The move to defund the Corporation for Public Broadcasting is both predictable and smart for conservatives.  PBS provides the only major newscast and investigative journalism on TV that is not from a big corporation.  They provide details and nuance into issues.  They allow thoughtful discussion.  NPR is my least favourite news channel on my satellite radio, but it is still miles better than any commercial radio for providing news and insight.  Whatever harm and weakening conservatives have done to the public broadcasters in America through relentless working the refs would and could be repaired by simply funding these organizations properly and for long periods of time.

Conservatives get why public broadcasting is bad for their cause and quite naturally oppose it.  It has nothing to do with "bias" or a desire to save money or any of that.  An America that got its information from PBS and NPR would not have believed Saddam helped Al Qaeda, or had actual WMDs in 2003 and thus would not have supported going to war in Iraq.  This is true for any number of popular and useful right wing myths from Welfare Queens to the imminent doom of Social Security.  The CPB funds local radio stations that provide actual coverage of important local affairs rather than endless police blotter murder and rape crime stories.  Accurate and appropriately ranked news is vital to democracy and the lack of it allows propagandists free rein. 

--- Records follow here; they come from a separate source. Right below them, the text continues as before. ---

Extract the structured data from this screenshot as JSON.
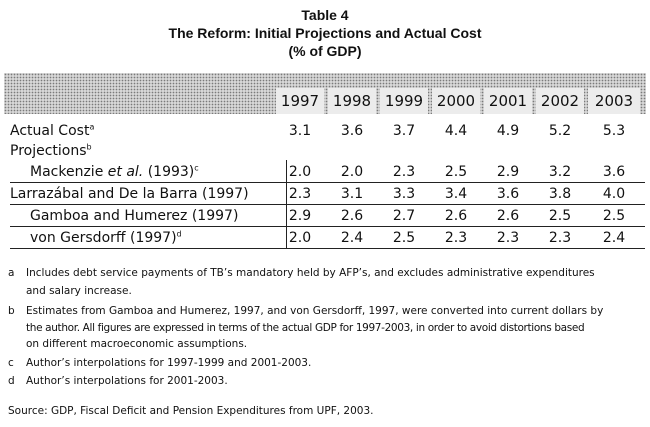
{
  "title": {
    "line1": "Table 4",
    "line2": "The Reform: Initial Projections and Actual Cost",
    "line3": "(% of GDP)"
  },
  "years": [
    "1997",
    "1998",
    "1999",
    "2000",
    "2001",
    "2002",
    "2003"
  ],
  "rows": {
    "actual": {
      "label": "Actual Cost",
      "sup": "a",
      "values": [
        "3.1",
        "3.6",
        "3.7",
        "4.4",
        "4.9",
        "5.2",
        "5.3"
      ]
    },
    "projections": {
      "label": "Projections",
      "sup": "b"
    },
    "mackenzie": {
      "label_pre": "Mackenzie ",
      "label_em": "et al.",
      "label_post": " (1993)",
      "sup": "c",
      "values": [
        "2.0",
        "2.0",
        "2.3",
        "2.5",
        "2.9",
        "3.2",
        "3.6"
      ]
    },
    "larrazabal": {
      "label": "Larrazábal and De la Barra (1997)",
      "values": [
        "2.3",
        "3.1",
        "3.3",
        "3.4",
        "3.6",
        "3.8",
        "4.0"
      ]
    },
    "gamboa": {
      "label": "Gamboa and Humerez (1997)",
      "values": [
        "2.9",
        "2.6",
        "2.7",
        "2.6",
        "2.6",
        "2.5",
        "2.5"
      ]
    },
    "gersdorff": {
      "label": "von Gersdorff (1997)",
      "sup": "d",
      "values": [
        "2.0",
        "2.4",
        "2.5",
        "2.3",
        "2.3",
        "2.3",
        "2.4"
      ]
    }
  },
  "notes": {
    "a": {
      "letter": "a",
      "line1": "Includes debt service payments of TB’s mandatory held by AFP’s, and excludes administrative expenditures",
      "line2": "and salary increase."
    },
    "b": {
      "letter": "b",
      "line1": "Estimates from Gamboa and Humerez, 1997, and von Gersdorff, 1997, were converted into current dollars by",
      "line2": "the author. All figures are expressed in terms of the actual GDP for 1997-2003, in order to avoid distortions based",
      "line3": "on different macroeconomic assumptions."
    },
    "c": {
      "letter": "c",
      "line1": "Author’s interpolations for 1997-1999 and 2001-2003."
    },
    "d": {
      "letter": "d",
      "line1": "Author’s interpolations for 2001-2003."
    }
  },
  "source": "Source:  GDP, Fiscal Deficit and Pension Expenditures from UPF, 2003."
}
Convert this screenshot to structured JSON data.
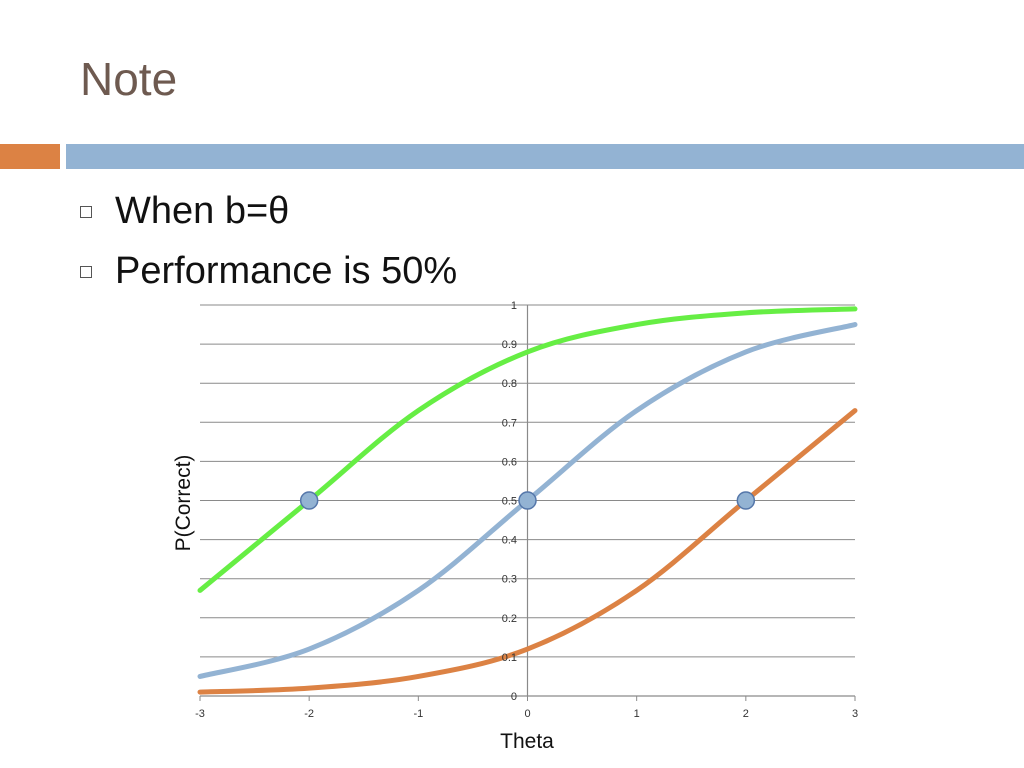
{
  "slide": {
    "title": "Note",
    "bullets": [
      "When b=θ",
      "Performance is 50%"
    ]
  },
  "colors": {
    "title": "#6e5a50",
    "accent_orange": "#dc8244",
    "accent_blue": "#93b3d3",
    "series_green": "#66ee44",
    "series_blue": "#93b3d3",
    "series_orange": "#dc8244",
    "marker_fill": "#93b3d3",
    "marker_stroke": "#5577aa"
  },
  "chart_data": {
    "type": "line",
    "xlabel": "Theta",
    "ylabel": "P(Correct)",
    "xlim": [
      -3,
      3
    ],
    "ylim": [
      0,
      1
    ],
    "x_ticks": [
      "-3",
      "-2",
      "-1",
      "0",
      "1",
      "2",
      "3"
    ],
    "y_ticks": [
      "0",
      "0.1",
      "0.2",
      "0.3",
      "0.4",
      "0.5",
      "0.6",
      "0.7",
      "0.8",
      "0.9",
      "1"
    ],
    "grid": true,
    "series": [
      {
        "b": -2,
        "color": "green",
        "x": [
          -3,
          -2,
          -1,
          0,
          1,
          2,
          3
        ],
        "y": [
          0.27,
          0.5,
          0.73,
          0.88,
          0.95,
          0.98,
          0.99
        ]
      },
      {
        "b": 0,
        "color": "blue",
        "x": [
          -3,
          -2,
          -1,
          0,
          1,
          2,
          3
        ],
        "y": [
          0.05,
          0.12,
          0.27,
          0.5,
          0.73,
          0.88,
          0.95
        ]
      },
      {
        "b": 2,
        "color": "orange",
        "x": [
          -3,
          -2,
          -1,
          0,
          1,
          2,
          3
        ],
        "y": [
          0.01,
          0.02,
          0.05,
          0.12,
          0.27,
          0.5,
          0.73
        ]
      }
    ],
    "markers": [
      {
        "x": -2,
        "y": 0.5
      },
      {
        "x": 0,
        "y": 0.5
      },
      {
        "x": 2,
        "y": 0.5
      }
    ]
  }
}
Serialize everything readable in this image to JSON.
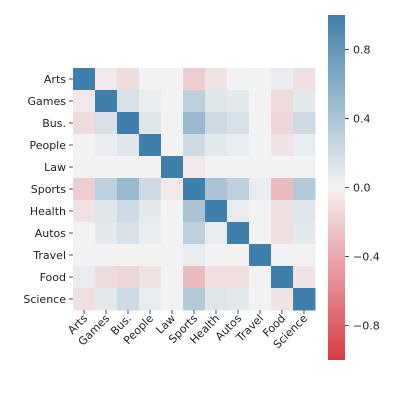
{
  "chart_data": {
    "type": "heatmap",
    "title": "",
    "xlabel": "",
    "ylabel": "",
    "rows": [
      "Arts",
      "Games",
      "Bus.",
      "People",
      "Law",
      "Sports",
      "Health",
      "Autos",
      "Travel",
      "Food",
      "Science"
    ],
    "cols": [
      "Arts",
      "Games",
      "Bus.",
      "People",
      "Law",
      "Sports",
      "Health",
      "Autos",
      "Travel",
      "Food",
      "Science"
    ],
    "values": [
      [
        1.0,
        -0.05,
        -0.12,
        0.0,
        0.0,
        -0.2,
        -0.08,
        0.0,
        0.0,
        0.05,
        -0.1
      ],
      [
        -0.05,
        1.0,
        0.15,
        0.05,
        0.0,
        0.3,
        0.1,
        0.08,
        0.0,
        -0.12,
        0.08
      ],
      [
        -0.12,
        0.15,
        1.0,
        0.1,
        0.0,
        0.5,
        0.2,
        0.15,
        0.0,
        -0.15,
        0.2
      ],
      [
        0.0,
        0.05,
        0.1,
        1.0,
        0.0,
        0.2,
        0.08,
        0.05,
        0.0,
        -0.08,
        0.05
      ],
      [
        0.0,
        0.0,
        0.0,
        0.0,
        1.0,
        -0.05,
        0.0,
        0.0,
        0.0,
        0.0,
        0.0
      ],
      [
        -0.2,
        0.3,
        0.5,
        0.2,
        -0.05,
        1.0,
        0.4,
        0.3,
        0.05,
        -0.3,
        0.35
      ],
      [
        -0.08,
        0.1,
        0.2,
        0.08,
        0.0,
        0.4,
        1.0,
        0.05,
        0.0,
        -0.1,
        0.1
      ],
      [
        0.0,
        0.08,
        0.15,
        0.05,
        0.0,
        0.3,
        0.05,
        1.0,
        0.0,
        -0.1,
        0.08
      ],
      [
        0.0,
        0.0,
        0.0,
        0.0,
        0.0,
        0.05,
        0.0,
        0.0,
        1.0,
        0.0,
        0.0
      ],
      [
        0.05,
        -0.12,
        -0.15,
        -0.08,
        0.0,
        -0.3,
        -0.1,
        -0.1,
        0.0,
        1.0,
        -0.08
      ],
      [
        -0.1,
        0.08,
        0.2,
        0.05,
        0.0,
        0.35,
        0.1,
        0.08,
        0.0,
        -0.08,
        1.0
      ]
    ],
    "vmin": -1.0,
    "vmax": 1.0,
    "colorbar": {
      "ticks": [
        -0.8,
        -0.4,
        0.0,
        0.4,
        0.8
      ],
      "tick_labels": [
        "−0.8",
        "−0.4",
        "0.0",
        "0.4",
        "0.8"
      ]
    },
    "colormap": {
      "low": "#DA3B46",
      "mid": "#F2F2F2",
      "high": "#3F7FAB"
    },
    "grid": false,
    "legend": "colorbar-right"
  }
}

The tragedy is that so few internet liberals understand the importance of defending US public broadcasting.  There is still a neoliberal internet triumphantilist bent to the various liberal sources that assumes somehow journalism (particularly local and investigative) and news will be just fine because the market fairies will somehow figure out how to profit from click-revenue and not have it end up looking like Politco or the Huffington Post.  Once the funding goes, it will probably never come back.  Liberals allowed the right to weaken public broadcasting to the point that they no longer care what happens to it.  No doubt it will limp along for awhile based solely on donations, but if donations were going to make these organizations thrive, they already would be. 

Good luck winning the information war without the most trusted name in news (and actually even the second most trusted among ordinary Republicans).

I made my case for much stronger funding of NPR and PBS at OL.   I also explained why journalism is now a market failure.  Both posts stand up well re-reading them now.